The tears formed without her consent, against her will, and in spite of her best efforts. She swallowed, and looked up at the ceiling quickly before turning away and hoping he hadn’t noticed.

But apparently, Vaughn wasn’t as uninterested in her as he’d just claimed to be, because she heard him swear softly.

“T.J., I’m sorry, I didn’t mean that. I…I’m sorry. Please.”

She crossed her arms, looking out the window at the Jenkinses’ house across the parking circle. She’d spent a significant portion of her life in that house. It was nearly as familiar as her own home. And she’d spent a significant portion of her life with this man. She’d been everything to him that she could be, but she wasn’t sure how much longer she could continue. She wasn’t sure that she’d survive another go-round with him. This had to end.

She spun on him, plastering on what had to be the world’s phoniest smile.

“Don’t be,” she said, all cheer and fake enthusiasm. “You’re right. You were forced to be here, and you know what? You don’t need to be. You walk and move as if you’d never had the accident. Your prosthetic works like a dream. I think we’re done.”

He blinked at her as if he was trying to process what she’d just said, but T.J. was already walking toward the desk in the corner of the room, grabbing her backpack and going to the door.

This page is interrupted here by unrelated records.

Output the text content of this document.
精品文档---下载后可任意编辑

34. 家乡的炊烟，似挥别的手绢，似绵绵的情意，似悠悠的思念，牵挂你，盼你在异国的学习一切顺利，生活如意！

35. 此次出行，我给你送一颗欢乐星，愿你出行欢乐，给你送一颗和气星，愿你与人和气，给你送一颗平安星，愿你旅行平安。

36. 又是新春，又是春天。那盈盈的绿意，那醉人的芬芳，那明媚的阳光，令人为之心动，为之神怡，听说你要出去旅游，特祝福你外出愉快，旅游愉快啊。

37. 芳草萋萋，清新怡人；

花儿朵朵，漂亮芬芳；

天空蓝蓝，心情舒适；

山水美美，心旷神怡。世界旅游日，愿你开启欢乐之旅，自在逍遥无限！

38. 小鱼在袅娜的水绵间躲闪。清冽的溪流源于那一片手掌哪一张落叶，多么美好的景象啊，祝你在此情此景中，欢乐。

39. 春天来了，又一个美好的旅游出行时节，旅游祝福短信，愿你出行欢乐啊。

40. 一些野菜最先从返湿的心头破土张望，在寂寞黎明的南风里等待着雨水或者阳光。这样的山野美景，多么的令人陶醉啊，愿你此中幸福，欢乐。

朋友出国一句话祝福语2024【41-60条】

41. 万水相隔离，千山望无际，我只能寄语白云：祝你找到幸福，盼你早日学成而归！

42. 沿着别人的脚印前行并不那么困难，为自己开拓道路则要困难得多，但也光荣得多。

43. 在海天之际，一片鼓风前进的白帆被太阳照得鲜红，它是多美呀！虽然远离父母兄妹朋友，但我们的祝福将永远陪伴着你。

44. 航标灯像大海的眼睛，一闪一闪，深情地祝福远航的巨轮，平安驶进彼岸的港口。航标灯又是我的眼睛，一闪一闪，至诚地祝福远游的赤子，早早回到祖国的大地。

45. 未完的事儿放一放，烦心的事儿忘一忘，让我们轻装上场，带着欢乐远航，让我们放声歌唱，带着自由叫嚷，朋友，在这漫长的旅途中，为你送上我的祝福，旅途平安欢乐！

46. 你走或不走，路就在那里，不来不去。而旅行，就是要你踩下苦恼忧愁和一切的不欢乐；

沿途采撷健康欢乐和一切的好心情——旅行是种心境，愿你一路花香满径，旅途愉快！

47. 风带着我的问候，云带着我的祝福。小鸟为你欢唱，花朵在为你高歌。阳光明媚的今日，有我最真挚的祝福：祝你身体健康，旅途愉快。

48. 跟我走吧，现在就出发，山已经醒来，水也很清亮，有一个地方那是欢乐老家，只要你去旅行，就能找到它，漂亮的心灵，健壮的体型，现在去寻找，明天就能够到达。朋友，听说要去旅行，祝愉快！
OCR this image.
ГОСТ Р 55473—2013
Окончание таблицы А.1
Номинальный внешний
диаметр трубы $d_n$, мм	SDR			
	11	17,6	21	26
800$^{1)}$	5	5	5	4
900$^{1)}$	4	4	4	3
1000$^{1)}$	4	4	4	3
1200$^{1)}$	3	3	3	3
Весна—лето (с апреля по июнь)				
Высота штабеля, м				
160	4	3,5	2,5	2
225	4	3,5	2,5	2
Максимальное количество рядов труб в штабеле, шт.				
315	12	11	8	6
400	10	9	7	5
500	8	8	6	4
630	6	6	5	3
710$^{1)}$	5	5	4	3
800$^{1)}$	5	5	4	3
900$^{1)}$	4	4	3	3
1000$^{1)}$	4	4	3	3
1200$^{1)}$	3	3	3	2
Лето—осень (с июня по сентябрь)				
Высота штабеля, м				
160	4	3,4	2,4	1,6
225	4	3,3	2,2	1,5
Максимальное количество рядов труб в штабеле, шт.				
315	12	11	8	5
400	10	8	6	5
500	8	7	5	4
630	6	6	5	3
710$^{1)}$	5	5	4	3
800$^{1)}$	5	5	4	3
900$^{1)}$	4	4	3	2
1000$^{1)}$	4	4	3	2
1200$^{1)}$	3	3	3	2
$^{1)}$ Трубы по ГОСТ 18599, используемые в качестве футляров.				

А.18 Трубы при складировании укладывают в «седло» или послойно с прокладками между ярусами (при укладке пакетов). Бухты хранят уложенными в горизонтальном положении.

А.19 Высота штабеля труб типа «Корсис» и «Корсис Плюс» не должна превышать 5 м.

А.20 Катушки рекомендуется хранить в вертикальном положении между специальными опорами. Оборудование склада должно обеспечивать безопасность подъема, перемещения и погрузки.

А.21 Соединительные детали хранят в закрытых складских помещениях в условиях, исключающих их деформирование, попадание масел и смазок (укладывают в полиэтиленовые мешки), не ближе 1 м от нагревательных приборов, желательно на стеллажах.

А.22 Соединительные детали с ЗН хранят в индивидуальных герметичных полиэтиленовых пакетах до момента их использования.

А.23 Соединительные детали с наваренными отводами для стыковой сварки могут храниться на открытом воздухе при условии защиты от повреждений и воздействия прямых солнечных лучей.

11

“Where are you going?” he asked, taking a step in her direction.

She looked at him over her shoulder, never breaking stride. “I’m off to live my life, Vaughn. You should go live yours.” Then she swung open the door so hard, it hit the wall behind it. But she didn’t even stop to see if it had taken a chunk out of the plasterboard.

T. J. Brisco was done. And she was so very gone.